For a stratified reservoir, calculation of the total amount of algicide to be added is based on the amount needed to treat the surface of the water body, because this is where most cyanobacteria will be located. Treatment of algae should be concentrated in areas of algae scum.

The amount of copper sulfate required will depend on various factors, such as pH, alkalinity and water temperature (algae are more likely to bloom in warm water).

Copper sulfate is most effective at pH values of around 8, and alkalinity less than 50 mg/L. In conditions of high alkalinity or pH, addition of an acid (e.g. citric acid) may also be needed for the copper sulfate to be effective. The concentrations of copper sulfate added are typically in the range 0.2–1 mg Cu/L, depending on the specific type of organism being controlled.

Contaminants

The purity of chemicals used in Australia for the treatment of drinking water varies, depending on the manufacturing process. Chemical contaminants that may be present in copper sulfate include (JECFA):

• arsenic

• chloride

• iron

• lead

• nickel

Residue and by-product formation in drinking water

When employed in drinking water treatment, copper sulfate should be used in such a way that any contaminant or by-product formed by the use of the chemical does not exceed guideline values in the Australian Drinking Water Guidelines.

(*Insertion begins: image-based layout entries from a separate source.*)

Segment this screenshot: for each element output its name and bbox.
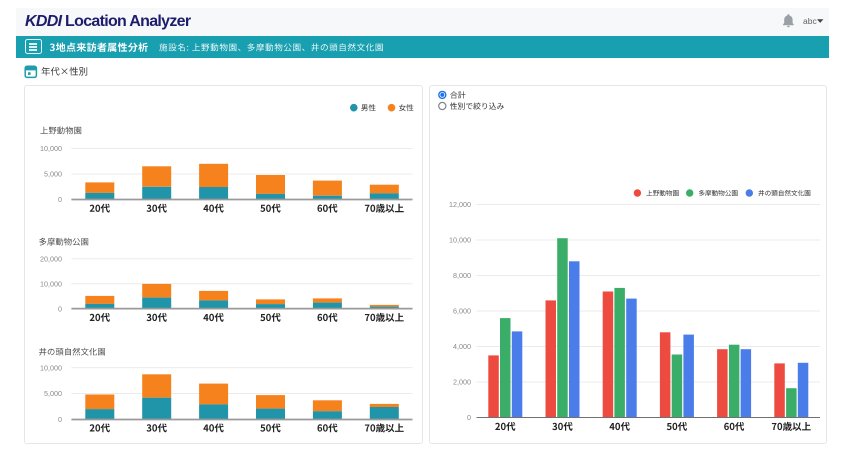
svg-text:12,000: 12,000 [449,200,471,209]
svg-text:6,000: 6,000 [453,307,471,316]
svg-text:5,000: 5,000 [44,389,62,398]
svg-text:0: 0 [58,195,62,204]
svg-text:10,000: 10,000 [449,236,471,245]
svg-text:0: 0 [58,415,62,424]
svg-text:10,000: 10,000 [40,279,62,288]
svg-text:8,000: 8,000 [453,271,471,280]
svg-text:0: 0 [467,413,471,422]
svg-text:2,000: 2,000 [453,378,471,387]
svg-text:5,000: 5,000 [44,170,62,179]
svg-text:0: 0 [58,304,62,313]
svg-text:20,000: 20,000 [40,255,62,264]
svg-text:4,000: 4,000 [453,342,471,351]
svg-text:10,000: 10,000 [40,144,62,153]
svg-text:10,000: 10,000 [40,363,62,372]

A limit of 2 mg/L based on health considerations and of 1 mg/L for aesthetic considerations has been established for copper residues resulting from the use of copper sulfate.

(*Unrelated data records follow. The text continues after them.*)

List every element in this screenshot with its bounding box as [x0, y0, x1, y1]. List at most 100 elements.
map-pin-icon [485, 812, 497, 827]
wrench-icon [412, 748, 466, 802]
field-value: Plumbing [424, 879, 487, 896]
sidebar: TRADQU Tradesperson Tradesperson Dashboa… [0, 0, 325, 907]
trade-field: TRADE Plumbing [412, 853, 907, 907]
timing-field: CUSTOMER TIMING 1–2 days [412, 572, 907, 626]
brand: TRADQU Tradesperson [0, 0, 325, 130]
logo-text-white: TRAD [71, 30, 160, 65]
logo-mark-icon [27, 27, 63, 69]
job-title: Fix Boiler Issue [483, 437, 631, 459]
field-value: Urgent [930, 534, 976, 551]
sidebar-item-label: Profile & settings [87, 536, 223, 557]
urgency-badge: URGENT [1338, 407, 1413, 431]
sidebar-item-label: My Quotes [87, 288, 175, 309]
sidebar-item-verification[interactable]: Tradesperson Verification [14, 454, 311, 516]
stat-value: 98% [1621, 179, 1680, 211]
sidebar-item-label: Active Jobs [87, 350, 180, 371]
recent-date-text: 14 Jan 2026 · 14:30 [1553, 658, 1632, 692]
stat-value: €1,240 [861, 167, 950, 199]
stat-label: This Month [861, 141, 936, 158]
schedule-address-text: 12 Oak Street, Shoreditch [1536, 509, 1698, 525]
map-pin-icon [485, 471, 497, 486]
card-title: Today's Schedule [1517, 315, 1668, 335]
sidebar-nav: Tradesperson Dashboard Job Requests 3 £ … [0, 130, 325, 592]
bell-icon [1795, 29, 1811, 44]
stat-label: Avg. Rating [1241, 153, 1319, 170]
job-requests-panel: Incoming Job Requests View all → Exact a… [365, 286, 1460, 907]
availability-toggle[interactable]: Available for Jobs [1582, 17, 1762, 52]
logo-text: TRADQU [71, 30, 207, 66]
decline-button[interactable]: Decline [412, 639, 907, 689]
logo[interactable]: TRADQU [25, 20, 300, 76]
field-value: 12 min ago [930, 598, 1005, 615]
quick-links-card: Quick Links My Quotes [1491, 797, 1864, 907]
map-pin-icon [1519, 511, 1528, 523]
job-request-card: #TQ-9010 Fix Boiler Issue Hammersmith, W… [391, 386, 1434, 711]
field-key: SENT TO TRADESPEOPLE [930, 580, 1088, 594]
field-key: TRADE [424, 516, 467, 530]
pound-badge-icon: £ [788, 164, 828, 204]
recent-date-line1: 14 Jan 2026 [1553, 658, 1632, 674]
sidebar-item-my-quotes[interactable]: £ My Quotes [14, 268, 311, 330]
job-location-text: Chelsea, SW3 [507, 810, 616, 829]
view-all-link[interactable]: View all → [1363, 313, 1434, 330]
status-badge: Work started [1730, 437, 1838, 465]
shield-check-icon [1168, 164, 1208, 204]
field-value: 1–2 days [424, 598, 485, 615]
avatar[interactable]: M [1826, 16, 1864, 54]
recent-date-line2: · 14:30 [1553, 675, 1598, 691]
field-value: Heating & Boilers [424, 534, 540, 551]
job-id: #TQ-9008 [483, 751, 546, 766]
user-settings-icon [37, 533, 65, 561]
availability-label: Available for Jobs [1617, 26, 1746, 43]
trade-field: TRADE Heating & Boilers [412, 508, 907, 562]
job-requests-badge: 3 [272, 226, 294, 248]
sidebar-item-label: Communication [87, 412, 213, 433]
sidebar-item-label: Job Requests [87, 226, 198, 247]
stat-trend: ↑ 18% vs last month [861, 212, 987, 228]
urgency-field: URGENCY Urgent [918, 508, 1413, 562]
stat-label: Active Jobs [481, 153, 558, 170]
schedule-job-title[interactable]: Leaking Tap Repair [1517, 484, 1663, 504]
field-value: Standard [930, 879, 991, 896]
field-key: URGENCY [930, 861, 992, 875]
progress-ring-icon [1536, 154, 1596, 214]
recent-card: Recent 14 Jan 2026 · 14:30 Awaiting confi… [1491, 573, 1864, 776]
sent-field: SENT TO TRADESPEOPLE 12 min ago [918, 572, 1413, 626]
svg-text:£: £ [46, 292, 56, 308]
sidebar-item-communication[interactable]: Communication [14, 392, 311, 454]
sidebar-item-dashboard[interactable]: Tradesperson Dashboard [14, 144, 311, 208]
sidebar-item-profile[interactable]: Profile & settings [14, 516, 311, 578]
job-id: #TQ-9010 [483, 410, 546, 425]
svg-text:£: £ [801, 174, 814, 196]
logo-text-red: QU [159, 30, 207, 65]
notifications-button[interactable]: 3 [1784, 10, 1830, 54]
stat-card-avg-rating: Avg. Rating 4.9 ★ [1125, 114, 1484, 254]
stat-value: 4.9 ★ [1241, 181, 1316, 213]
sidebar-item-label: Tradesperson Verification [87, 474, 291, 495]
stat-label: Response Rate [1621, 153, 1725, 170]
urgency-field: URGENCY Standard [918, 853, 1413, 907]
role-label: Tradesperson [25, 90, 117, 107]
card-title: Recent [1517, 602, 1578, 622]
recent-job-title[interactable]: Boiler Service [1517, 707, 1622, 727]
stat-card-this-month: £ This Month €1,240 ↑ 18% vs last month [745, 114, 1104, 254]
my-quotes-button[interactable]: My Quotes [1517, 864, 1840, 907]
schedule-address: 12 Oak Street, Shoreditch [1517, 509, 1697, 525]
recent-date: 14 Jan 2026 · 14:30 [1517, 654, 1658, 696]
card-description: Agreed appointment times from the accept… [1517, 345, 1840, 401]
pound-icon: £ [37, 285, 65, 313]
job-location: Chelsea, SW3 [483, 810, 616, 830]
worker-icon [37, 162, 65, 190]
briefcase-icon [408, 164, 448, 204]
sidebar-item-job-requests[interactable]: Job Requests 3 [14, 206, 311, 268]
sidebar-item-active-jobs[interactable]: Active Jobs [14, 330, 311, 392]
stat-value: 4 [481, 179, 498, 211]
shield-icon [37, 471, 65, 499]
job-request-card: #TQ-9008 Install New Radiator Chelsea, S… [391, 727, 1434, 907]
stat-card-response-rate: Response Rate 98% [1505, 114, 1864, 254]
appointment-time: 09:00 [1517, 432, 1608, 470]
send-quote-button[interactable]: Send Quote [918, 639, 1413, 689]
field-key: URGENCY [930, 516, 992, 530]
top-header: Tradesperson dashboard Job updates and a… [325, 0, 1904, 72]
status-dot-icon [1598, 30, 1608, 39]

Copper sulfate breaks down algae, resulting in the release of algal toxins and odorous substances that decay over time. Hence, a withholding period is needed after copper sulfate has been used as an algicide, and it may be necessary to monitor copper residues, toxins and odours during a follow-up period.

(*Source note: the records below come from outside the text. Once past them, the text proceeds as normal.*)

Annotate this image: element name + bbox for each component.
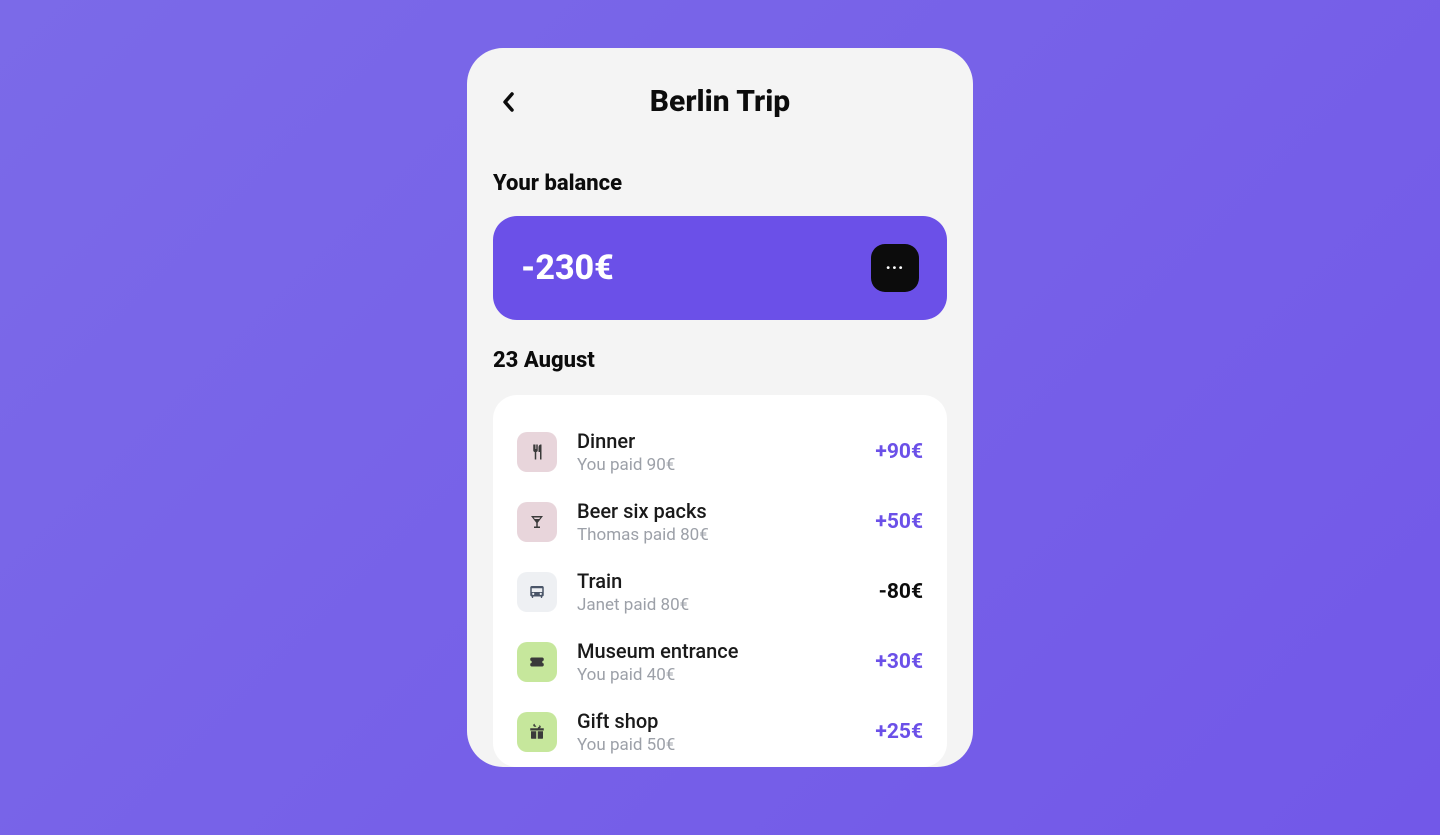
expense-amount: +90€: [875, 440, 923, 464]
expense-info: Museum entranceYou paid 40€: [577, 639, 875, 685]
expense-amount: +50€: [875, 510, 923, 534]
expense-info: Beer six packsThomas paid 80€: [577, 499, 875, 545]
chevron-left-icon: [502, 92, 516, 112]
expense-row[interactable]: DinnerYou paid 90€+90€: [517, 417, 923, 487]
expense-title: Dinner: [577, 429, 875, 453]
expense-row[interactable]: TrainJanet paid 80€-80€: [517, 557, 923, 627]
expense-subtitle: Janet paid 80€: [577, 595, 879, 615]
page-title: Berlin Trip: [493, 84, 947, 119]
expense-row[interactable]: Beer six packsThomas paid 80€+50€: [517, 487, 923, 557]
gift-icon: [517, 712, 557, 752]
expense-list: DinnerYou paid 90€+90€Beer six packsThom…: [493, 395, 947, 767]
expense-title: Museum entrance: [577, 639, 875, 663]
date-label: 23 August: [493, 348, 947, 373]
cocktail-icon: [517, 502, 557, 542]
bus-icon: [517, 572, 557, 612]
header: Berlin Trip: [493, 84, 947, 119]
utensils-icon: [517, 432, 557, 472]
balance-label: Your balance: [493, 171, 947, 196]
back-button[interactable]: [493, 86, 525, 118]
expense-amount: +25€: [875, 720, 923, 744]
more-button[interactable]: ...: [871, 244, 919, 292]
expense-row[interactable]: Museum entranceYou paid 40€+30€: [517, 627, 923, 697]
expense-subtitle: You paid 50€: [577, 735, 875, 755]
balance-card: -230€ ...: [493, 216, 947, 320]
expense-title: Gift shop: [577, 709, 875, 733]
expense-info: Gift shopYou paid 50€: [577, 709, 875, 755]
expense-subtitle: Thomas paid 80€: [577, 525, 875, 545]
expense-subtitle: You paid 40€: [577, 665, 875, 685]
expense-amount: -80€: [879, 580, 923, 604]
expense-title: Train: [577, 569, 879, 593]
dots-icon: ...: [886, 255, 905, 273]
expense-amount: +30€: [875, 650, 923, 674]
balance-amount: -230€: [521, 248, 614, 288]
expense-subtitle: You paid 90€: [577, 455, 875, 475]
expense-info: DinnerYou paid 90€: [577, 429, 875, 475]
ticket-icon: [517, 642, 557, 682]
app-screen: Berlin Trip Your balance -230€ ... 23 Au…: [467, 48, 973, 767]
expense-info: TrainJanet paid 80€: [577, 569, 879, 615]
expense-title: Beer six packs: [577, 499, 875, 523]
expense-row[interactable]: Gift shopYou paid 50€+25€: [517, 697, 923, 767]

Copper sulfate products should not be used to treat more than half of a lake or pond at one time, in order to avoid depletion of oxygen caused by decaying vegetation. One to two weeks should be allowed between copper sulfate treatments to allow water oxygen levels to recover.

Copper entering a water treatment plant may be removed to some degree through coagulation with clarification/filtration. Elevated pH assists in copper removal.

Status

Copper sulfate was endorsed by the NHMRC for use as a drinking water treatment chemical in 1983. The revision undertaken in 2003 did not change the status of this chemical for the treatment of drinking water.

References

ANZECC (Australia and New Zealand Environment and Conservation Council)/ARMCANZ (Agriculture and Resource Management Council of Australia and New Zealand) (2002). Australian and New Zealand Guidelines for Fresh and Marine Water Quality. National Water Quality Management Strategy, ANZECC/ARMCANZ, Canberra.

Clesceri LS, Greenberg AE and Eaton AD (eds) (1998). Standard Methods for the Examination of Water and Wastewater, 20th Edition. American Public Health Association, Washington, DC.

Lewis RJ (1993). Hawley’s Condensed Chemical Dictionary, 12th edition. Van Nostrand Reinhold, New York, 315.

National Registration Authority for Agricultural and Veterinary Chemicals (1996). The Requirements Manual for Agricultural Chemicals. National Registration Authority, Canberra.

Ramadan T (2000). Algae control solves aesthetic problems. Opflow 26(8): 1–4.